To their credit, we then got a sneak peak at the next generation of Flight Simulator, which definitely kicked butt graphics-wise. It was noticably sluggish however, which begs the question what the minimum systems requirements will be to get it to run well.
Next followed an announcement that MTV has partnered with Microsoft to create a music service called URGE, which from all appearances is a iTune/Rhapsody/Napster clone. To bolster their credibility, they brought out Justin Timberlake to say how snazy it is. I don't keep up with pop music trends, but my impression was that Timberlake was pretty much over his 15 minutes of fame. I guess Bono's deal with Apple would keep him from endorsing URGE.

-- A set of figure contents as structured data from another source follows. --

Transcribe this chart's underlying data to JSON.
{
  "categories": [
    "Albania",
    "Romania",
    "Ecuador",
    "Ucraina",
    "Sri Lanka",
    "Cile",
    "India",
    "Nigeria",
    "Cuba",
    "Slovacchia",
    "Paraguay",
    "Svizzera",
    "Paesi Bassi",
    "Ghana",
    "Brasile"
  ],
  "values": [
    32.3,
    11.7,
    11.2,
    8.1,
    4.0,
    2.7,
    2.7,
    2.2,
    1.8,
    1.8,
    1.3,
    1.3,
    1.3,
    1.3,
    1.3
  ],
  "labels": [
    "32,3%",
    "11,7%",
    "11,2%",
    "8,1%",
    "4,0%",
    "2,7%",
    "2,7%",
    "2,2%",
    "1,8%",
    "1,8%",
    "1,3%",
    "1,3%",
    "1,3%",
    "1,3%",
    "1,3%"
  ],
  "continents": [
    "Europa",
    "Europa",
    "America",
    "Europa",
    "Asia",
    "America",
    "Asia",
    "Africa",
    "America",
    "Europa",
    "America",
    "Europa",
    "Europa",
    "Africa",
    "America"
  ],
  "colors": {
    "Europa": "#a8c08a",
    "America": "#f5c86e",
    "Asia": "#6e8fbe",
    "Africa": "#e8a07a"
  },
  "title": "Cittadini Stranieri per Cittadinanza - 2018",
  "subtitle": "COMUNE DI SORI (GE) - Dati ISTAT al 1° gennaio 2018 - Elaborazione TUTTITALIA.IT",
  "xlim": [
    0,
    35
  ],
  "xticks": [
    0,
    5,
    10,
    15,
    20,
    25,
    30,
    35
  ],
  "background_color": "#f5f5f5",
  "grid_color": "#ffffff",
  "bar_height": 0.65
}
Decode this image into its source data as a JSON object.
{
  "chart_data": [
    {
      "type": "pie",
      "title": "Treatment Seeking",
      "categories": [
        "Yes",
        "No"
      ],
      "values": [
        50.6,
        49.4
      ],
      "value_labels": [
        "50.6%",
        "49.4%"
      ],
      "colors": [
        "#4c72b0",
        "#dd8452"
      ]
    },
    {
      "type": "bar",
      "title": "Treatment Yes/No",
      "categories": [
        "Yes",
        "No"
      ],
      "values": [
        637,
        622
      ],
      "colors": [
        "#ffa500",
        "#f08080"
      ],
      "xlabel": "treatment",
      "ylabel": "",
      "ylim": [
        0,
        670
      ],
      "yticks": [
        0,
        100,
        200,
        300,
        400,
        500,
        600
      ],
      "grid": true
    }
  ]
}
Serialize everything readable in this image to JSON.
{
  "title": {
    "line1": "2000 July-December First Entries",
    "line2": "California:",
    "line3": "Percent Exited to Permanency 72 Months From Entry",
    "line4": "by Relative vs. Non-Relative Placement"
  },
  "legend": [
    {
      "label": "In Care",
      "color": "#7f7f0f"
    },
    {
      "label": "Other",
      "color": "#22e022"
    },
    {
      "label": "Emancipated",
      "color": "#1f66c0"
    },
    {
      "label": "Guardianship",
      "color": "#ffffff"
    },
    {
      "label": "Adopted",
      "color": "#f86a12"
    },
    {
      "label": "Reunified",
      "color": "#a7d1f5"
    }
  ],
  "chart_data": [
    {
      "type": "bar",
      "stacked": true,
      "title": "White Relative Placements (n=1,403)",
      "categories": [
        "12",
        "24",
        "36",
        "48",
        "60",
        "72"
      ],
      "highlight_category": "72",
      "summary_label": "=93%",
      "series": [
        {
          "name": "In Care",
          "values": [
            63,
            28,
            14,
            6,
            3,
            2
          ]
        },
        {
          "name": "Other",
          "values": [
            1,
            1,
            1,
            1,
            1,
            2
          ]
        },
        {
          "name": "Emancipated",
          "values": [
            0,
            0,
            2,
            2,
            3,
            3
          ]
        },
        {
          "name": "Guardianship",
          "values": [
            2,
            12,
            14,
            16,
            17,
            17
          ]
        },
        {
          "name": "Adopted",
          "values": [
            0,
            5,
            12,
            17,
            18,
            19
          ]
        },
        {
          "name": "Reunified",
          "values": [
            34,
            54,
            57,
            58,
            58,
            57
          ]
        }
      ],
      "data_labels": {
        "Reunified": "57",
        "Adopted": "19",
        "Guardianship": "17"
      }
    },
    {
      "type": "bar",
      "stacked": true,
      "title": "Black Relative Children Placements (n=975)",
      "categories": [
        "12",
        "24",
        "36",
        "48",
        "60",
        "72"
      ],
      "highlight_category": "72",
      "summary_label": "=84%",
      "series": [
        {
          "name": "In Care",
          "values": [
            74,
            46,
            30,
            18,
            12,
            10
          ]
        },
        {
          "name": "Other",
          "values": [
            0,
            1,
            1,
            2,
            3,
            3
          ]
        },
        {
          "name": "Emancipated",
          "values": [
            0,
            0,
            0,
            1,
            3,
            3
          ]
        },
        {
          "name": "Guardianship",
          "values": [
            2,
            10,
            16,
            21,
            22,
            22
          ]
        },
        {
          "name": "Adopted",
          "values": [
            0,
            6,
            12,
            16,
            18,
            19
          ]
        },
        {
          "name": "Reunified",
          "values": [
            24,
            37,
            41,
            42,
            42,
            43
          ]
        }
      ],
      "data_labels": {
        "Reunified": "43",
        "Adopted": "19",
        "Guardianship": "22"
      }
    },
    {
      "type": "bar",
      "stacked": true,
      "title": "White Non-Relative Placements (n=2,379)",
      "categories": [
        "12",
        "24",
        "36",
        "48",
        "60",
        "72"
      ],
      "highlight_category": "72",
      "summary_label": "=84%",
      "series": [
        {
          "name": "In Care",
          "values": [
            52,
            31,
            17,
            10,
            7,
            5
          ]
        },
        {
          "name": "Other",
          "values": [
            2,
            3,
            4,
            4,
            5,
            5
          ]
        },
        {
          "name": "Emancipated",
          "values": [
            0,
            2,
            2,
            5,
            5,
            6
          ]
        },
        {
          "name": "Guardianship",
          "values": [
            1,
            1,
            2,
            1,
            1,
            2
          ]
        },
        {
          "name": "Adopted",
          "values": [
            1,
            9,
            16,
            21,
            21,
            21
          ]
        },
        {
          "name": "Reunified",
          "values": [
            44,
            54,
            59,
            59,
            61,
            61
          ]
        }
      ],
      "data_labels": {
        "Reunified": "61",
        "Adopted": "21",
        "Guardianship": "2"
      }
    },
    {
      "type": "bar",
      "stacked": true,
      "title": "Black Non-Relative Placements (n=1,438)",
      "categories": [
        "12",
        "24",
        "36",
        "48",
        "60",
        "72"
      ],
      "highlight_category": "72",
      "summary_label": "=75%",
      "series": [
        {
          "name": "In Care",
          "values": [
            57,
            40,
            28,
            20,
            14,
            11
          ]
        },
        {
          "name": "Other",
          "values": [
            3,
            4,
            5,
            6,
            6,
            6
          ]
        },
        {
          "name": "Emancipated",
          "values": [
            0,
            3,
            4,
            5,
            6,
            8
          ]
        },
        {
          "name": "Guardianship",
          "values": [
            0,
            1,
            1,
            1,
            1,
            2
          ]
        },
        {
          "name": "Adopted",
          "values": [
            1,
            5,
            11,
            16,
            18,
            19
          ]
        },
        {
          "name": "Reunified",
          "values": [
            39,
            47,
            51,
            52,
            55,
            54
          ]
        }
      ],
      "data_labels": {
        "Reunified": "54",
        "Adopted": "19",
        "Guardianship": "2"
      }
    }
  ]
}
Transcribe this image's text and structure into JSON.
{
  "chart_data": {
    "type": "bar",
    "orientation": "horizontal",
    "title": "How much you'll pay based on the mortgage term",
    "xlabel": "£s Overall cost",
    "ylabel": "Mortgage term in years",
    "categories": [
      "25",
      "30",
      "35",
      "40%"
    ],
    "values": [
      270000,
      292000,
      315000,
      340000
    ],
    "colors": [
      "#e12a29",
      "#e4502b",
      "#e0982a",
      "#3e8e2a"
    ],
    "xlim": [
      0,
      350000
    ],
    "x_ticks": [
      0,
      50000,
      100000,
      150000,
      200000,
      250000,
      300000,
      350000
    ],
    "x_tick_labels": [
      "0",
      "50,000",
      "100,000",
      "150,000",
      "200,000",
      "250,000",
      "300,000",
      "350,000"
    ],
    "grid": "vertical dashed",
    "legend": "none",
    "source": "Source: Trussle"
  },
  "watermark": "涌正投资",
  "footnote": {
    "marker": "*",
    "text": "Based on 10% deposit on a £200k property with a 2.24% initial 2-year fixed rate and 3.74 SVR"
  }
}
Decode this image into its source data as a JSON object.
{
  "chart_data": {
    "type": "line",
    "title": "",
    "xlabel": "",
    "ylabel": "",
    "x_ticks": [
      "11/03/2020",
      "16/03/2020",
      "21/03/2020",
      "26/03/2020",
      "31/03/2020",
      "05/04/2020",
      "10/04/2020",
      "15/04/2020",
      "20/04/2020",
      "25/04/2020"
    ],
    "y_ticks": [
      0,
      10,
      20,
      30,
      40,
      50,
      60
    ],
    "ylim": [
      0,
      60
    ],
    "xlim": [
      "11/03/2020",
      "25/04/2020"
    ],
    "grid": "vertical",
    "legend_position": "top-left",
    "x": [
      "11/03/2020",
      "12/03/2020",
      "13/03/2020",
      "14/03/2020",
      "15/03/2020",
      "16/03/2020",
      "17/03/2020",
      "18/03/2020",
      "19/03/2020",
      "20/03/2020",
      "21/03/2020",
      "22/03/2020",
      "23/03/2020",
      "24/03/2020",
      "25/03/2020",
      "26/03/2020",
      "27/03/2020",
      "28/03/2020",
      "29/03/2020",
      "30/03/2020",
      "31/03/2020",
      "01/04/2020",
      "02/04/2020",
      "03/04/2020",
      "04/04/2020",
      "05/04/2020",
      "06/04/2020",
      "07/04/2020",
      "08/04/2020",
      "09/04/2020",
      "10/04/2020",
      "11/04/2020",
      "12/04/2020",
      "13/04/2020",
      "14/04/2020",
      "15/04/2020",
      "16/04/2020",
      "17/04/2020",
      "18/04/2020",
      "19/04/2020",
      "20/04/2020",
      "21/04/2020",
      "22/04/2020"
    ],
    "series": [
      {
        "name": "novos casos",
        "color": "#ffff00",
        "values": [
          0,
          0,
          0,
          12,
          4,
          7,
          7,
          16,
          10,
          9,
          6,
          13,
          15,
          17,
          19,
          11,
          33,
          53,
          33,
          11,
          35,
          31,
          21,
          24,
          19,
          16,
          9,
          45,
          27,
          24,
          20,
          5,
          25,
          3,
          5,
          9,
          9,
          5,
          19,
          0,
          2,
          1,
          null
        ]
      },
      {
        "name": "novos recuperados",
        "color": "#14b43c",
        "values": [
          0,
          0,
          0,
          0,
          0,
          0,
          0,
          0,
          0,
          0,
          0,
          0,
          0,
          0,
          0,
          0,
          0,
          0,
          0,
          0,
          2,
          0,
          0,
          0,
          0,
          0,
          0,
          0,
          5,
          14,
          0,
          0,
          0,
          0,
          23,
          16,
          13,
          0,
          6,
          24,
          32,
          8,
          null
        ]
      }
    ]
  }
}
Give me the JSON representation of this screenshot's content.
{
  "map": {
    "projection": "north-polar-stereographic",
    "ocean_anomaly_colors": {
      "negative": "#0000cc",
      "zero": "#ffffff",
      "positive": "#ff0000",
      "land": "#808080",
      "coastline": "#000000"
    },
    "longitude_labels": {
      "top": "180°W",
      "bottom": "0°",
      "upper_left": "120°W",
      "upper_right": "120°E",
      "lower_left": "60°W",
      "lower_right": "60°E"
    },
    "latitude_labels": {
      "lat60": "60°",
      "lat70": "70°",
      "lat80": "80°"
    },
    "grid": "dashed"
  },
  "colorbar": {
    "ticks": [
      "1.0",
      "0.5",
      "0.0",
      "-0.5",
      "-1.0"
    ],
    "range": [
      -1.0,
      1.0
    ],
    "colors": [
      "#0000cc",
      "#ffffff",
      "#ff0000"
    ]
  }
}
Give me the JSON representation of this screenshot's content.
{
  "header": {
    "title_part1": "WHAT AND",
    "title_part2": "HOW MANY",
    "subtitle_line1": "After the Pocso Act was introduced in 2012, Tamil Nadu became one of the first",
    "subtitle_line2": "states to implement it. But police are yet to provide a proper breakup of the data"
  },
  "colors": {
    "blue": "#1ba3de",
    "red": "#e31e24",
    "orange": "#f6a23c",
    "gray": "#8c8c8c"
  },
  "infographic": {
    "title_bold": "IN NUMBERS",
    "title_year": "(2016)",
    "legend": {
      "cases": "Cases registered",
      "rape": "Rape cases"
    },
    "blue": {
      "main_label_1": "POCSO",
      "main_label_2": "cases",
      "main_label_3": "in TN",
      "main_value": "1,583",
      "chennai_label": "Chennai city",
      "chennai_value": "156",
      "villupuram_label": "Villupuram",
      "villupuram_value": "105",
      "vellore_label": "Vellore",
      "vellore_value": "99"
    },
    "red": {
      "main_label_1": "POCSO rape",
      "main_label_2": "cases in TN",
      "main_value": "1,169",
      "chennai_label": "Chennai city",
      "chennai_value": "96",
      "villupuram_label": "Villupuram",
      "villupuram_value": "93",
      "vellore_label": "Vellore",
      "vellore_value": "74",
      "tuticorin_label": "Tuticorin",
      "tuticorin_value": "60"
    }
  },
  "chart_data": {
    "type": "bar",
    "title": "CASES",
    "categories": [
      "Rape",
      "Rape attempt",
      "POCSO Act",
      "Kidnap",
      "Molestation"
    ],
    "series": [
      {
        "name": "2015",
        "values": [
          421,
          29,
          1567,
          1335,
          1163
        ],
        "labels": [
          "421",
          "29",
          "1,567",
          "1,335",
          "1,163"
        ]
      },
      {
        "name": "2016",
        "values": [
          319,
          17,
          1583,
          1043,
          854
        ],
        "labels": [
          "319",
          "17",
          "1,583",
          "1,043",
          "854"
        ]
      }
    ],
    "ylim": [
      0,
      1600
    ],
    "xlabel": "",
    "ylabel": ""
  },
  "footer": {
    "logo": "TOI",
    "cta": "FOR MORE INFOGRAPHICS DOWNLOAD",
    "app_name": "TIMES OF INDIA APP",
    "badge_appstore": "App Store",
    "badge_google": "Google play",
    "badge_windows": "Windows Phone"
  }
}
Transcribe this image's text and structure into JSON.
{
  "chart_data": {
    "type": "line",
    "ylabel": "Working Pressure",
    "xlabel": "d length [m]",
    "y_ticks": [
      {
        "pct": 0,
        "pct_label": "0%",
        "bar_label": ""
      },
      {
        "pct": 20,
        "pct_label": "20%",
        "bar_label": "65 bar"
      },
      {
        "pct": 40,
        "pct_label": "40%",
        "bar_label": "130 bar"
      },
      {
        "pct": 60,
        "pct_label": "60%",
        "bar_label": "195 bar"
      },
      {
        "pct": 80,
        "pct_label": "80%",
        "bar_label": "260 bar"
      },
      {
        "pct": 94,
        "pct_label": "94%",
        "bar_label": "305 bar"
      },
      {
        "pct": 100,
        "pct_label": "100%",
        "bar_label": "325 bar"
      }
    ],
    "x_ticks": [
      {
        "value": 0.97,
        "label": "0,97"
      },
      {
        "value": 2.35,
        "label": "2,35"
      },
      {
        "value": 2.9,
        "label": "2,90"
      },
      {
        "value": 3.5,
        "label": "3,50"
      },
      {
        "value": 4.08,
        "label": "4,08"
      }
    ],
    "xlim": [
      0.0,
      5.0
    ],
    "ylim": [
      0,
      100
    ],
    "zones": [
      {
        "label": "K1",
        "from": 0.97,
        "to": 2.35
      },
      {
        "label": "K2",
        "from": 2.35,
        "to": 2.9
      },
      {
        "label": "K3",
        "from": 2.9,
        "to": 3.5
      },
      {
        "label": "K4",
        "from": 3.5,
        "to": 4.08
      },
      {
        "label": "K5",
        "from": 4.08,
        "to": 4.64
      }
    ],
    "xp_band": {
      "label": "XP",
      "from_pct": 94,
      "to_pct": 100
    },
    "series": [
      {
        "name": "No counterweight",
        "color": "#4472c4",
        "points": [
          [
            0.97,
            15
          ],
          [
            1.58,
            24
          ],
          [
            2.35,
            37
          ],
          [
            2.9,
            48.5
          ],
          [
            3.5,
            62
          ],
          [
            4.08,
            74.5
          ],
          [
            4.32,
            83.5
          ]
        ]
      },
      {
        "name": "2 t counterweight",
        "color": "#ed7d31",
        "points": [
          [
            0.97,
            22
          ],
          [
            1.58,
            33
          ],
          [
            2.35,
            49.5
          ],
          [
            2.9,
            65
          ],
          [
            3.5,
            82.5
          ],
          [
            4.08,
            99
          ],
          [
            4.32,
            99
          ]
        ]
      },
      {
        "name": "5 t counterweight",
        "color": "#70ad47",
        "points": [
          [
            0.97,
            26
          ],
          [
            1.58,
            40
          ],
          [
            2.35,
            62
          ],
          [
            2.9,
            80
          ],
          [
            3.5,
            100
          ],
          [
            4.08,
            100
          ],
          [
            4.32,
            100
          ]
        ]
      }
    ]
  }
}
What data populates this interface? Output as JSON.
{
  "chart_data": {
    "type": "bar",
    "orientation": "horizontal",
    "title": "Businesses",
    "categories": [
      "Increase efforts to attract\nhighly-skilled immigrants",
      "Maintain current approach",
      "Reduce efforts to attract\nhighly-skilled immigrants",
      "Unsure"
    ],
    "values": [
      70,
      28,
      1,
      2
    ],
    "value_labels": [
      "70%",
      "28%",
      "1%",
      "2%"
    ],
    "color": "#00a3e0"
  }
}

At this point, I'm going to summarize. A lot of what was talked about was how A) You could share your information about what TV shows you watch and what music you listen to with your friends (and Microsoft), and you'd get all sorts of neat benefits in return, and B) You'll be able to buy all sorts of neat content from Microsoft and it's partners, and it would all be nice and legal. A lot was made of how you'll be able to use a cable card with Windows Media Center to record high def premium and HDTV cable content, unspoken was the "if our DRM decides you should be allowed to" piece of the pie.
After the Gates talk, I headed over to the Tech Zone party, which was short on products to view but had a nice buzz. The one product they did have on display was an LCD display that features enhanced dynamic range. Unfortunately, what the display was best at demoing was why you should always ship your critical equipment very, very carefully.
I finished the evening over at a party for Fatal1ty, the professional video gamer. Again, not much to see, but some nice folks, good food, and a killer view of the city from the Foundation Room over at the Mandalay Bay.
Tommorow, the show floor opens. I should have lots of juicy Linux news to report, and some more photos of the nightlife at CES.